Protest Servische politie tegen Joegoslavië-tribunaal
Een elite-eenheid van de Servische politie, de Rode Baretten, heeft gisteren negen uur lang een belangrijke brug in de Joegoslavische hoofdstad Belgrado geblokkeerd uit protest tegen de uitlevering van mensen die door het Joegoslavië-tribunaal worden gezocht. De politietroepen maakten uit eigener beweging een einde aan de actie.
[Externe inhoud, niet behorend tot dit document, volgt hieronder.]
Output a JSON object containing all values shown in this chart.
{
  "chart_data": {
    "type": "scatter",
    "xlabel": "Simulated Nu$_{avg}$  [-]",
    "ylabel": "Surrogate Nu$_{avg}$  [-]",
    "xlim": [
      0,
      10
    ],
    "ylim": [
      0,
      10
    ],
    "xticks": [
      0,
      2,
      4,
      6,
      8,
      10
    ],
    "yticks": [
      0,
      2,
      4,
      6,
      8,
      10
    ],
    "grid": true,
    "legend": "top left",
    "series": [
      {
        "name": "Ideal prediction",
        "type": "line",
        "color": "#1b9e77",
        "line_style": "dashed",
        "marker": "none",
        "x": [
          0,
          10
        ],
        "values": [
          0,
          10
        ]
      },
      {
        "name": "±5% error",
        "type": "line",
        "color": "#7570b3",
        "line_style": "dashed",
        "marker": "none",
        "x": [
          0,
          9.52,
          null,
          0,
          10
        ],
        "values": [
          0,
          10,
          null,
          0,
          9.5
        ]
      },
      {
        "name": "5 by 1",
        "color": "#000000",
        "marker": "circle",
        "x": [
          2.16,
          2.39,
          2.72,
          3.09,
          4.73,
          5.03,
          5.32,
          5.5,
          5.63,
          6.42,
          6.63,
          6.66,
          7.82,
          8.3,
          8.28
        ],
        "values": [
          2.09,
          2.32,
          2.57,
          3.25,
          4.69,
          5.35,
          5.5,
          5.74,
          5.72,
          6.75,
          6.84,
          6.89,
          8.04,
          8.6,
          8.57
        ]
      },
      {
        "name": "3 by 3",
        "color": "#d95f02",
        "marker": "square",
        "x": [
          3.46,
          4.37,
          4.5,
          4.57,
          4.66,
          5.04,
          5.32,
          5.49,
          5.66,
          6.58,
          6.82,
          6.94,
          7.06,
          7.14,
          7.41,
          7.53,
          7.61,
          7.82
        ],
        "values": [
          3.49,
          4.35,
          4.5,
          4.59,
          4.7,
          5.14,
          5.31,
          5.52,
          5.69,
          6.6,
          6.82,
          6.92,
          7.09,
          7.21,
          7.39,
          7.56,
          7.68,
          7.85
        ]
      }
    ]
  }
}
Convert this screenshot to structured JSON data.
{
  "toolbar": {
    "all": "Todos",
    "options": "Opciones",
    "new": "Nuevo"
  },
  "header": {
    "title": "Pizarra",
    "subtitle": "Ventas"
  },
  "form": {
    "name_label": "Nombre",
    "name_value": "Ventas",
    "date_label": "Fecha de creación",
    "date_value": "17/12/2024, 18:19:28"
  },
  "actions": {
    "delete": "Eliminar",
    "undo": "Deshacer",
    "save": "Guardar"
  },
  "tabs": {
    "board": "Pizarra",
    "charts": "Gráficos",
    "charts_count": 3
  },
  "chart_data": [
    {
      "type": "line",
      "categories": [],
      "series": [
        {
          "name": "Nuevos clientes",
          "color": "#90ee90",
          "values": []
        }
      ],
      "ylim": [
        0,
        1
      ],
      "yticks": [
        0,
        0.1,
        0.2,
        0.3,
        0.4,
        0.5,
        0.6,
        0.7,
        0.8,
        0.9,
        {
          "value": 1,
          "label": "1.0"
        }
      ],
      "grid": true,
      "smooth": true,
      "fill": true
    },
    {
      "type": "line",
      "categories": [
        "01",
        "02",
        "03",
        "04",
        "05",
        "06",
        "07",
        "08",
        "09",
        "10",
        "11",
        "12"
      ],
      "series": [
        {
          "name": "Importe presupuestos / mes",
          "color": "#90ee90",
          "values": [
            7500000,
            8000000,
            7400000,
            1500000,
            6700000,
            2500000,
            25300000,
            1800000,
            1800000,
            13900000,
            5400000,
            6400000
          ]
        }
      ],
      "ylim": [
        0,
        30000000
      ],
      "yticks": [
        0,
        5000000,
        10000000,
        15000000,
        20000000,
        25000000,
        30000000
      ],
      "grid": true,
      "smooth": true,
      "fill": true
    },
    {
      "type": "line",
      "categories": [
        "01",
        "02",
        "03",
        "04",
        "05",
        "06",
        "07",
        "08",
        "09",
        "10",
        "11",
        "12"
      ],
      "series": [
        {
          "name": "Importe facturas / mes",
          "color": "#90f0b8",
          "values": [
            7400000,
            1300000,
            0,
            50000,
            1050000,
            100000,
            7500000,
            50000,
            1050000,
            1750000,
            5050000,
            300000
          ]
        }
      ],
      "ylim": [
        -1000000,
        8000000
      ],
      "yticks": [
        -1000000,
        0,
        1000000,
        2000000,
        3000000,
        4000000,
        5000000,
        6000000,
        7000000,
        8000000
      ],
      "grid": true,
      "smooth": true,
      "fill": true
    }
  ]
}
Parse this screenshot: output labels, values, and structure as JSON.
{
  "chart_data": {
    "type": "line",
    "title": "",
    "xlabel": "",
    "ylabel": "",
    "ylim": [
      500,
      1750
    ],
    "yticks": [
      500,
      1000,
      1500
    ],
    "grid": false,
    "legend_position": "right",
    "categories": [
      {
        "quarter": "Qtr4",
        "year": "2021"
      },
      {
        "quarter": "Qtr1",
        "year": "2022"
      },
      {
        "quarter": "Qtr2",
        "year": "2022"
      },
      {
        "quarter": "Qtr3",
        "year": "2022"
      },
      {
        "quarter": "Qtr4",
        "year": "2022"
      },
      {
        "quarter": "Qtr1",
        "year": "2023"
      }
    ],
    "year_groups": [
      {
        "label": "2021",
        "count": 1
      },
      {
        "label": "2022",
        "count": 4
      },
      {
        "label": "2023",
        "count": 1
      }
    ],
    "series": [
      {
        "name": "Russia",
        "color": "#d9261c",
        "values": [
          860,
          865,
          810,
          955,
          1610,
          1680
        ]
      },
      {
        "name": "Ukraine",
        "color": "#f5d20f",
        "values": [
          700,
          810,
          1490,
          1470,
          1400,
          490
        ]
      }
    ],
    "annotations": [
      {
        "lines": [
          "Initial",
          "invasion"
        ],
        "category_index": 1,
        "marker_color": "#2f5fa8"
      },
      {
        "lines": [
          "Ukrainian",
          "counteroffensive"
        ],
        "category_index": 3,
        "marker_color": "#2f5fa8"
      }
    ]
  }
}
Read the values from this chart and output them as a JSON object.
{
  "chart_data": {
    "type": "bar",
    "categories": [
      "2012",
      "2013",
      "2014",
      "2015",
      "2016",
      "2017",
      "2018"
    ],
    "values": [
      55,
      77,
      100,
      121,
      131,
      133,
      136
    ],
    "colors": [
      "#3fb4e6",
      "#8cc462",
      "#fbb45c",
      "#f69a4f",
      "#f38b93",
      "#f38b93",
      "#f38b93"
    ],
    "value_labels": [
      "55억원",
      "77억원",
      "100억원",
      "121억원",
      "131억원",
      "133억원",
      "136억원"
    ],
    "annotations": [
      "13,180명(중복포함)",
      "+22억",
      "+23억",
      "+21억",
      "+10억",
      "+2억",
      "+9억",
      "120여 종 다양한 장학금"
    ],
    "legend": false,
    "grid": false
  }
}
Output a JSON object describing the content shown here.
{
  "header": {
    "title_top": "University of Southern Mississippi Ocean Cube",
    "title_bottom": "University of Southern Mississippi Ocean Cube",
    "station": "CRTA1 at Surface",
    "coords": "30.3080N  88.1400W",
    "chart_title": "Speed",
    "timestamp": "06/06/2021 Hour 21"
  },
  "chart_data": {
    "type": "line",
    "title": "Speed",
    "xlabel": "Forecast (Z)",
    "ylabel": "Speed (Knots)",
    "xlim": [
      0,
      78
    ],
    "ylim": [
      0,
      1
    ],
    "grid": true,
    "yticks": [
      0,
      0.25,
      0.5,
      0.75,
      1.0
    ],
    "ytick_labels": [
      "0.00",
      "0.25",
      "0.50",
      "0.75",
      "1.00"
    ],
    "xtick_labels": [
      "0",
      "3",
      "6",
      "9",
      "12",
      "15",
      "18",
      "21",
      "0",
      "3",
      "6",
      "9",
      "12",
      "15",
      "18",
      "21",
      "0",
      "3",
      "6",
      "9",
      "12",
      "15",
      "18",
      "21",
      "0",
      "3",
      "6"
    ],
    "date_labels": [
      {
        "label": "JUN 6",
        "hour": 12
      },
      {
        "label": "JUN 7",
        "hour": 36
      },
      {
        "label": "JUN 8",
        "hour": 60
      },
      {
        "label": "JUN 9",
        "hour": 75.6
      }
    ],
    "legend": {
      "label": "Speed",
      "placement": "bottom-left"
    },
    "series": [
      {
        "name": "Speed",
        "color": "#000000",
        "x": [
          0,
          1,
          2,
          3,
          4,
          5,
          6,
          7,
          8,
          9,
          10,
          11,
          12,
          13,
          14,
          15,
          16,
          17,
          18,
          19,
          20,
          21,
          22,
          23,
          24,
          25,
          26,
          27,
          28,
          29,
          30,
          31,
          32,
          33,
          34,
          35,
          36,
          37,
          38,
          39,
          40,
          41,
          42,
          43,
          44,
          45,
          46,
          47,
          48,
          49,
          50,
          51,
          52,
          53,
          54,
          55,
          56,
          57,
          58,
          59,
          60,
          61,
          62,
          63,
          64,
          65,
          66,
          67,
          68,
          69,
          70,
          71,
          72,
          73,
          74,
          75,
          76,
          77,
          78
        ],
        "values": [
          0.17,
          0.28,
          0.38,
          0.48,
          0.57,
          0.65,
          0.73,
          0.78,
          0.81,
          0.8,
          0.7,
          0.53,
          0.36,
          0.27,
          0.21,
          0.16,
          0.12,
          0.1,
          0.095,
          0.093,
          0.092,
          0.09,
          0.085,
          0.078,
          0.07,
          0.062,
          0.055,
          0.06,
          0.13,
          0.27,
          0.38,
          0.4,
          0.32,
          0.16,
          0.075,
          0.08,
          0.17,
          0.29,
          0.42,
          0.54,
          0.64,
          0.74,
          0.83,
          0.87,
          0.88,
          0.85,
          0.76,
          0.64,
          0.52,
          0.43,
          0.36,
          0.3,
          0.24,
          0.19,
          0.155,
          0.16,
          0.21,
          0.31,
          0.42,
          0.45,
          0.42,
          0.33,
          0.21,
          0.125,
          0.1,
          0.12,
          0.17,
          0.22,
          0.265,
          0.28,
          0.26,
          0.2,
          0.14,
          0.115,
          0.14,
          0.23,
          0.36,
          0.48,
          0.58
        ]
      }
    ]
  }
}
Ongeveer honderd Rode Baretten reden voor dageraad met zo’n twintig pantserwagens naar de brug over de rivier de Sava. Hun commandanten zeiden dat zij vorige week door de regering zijn „misleid" toen zij meewerkten aan de arrestatie van de Bosnisch-Servische tweeling Predrag en Nenad Banovic, die daarna aan het Joegoslavië-tribunaal in Den Haag werden uitgeleverd. Zij eisten het aftreden van de verantwoordelijke minister, Dusan Mihajlovic van Binnenlandse Zaken.
De blokkade veroorzaakte grote verkeersoverlast in de hoofdstad, waaraan pas een einde kwam nadat de manschappen hun spullen hadden gepakt en in de richting van hun basis 100 kilometer ten noorden van Belgrado waren vertrokken.
Het was de derde actie van de Rode Baretten sinds de arrestatie van de broers Banovic, vorige week donderdag op een markt bij Belgrado. Zaterdag blokkeerden zij een autoweg naar Hongarije en vrijdag barricadeerden zij zichzelf in hun opleidingscentrum in het noorden van Servië.
Net als de Rode Baretten, beschouwen veel Serviërs het tribunaal als illegaal en bevooroordeeld. De nieuwe regering is er niet in geslaagd een wettig kader te scheppen voor de uitlevering van verdachten aan het tribunaal, vanwege oppositie door de nationalisten en de socialisten van ex-president Slobodan Milosevic.
Ook de Joegoslavische president, Vojislav Kostunica, meent dat uitlevering in feite illegaal is zolang er geen wettelijke regeling voor bestaat. Zijn rivaal, de Servische premier Zoran Djindjic, stelt zich op het standpunt dat er in feite geen extra wetgeving nodig is, omdat Joegoslavië als lidstaat van de VN gehouden is aan medewerking met het VN-hof.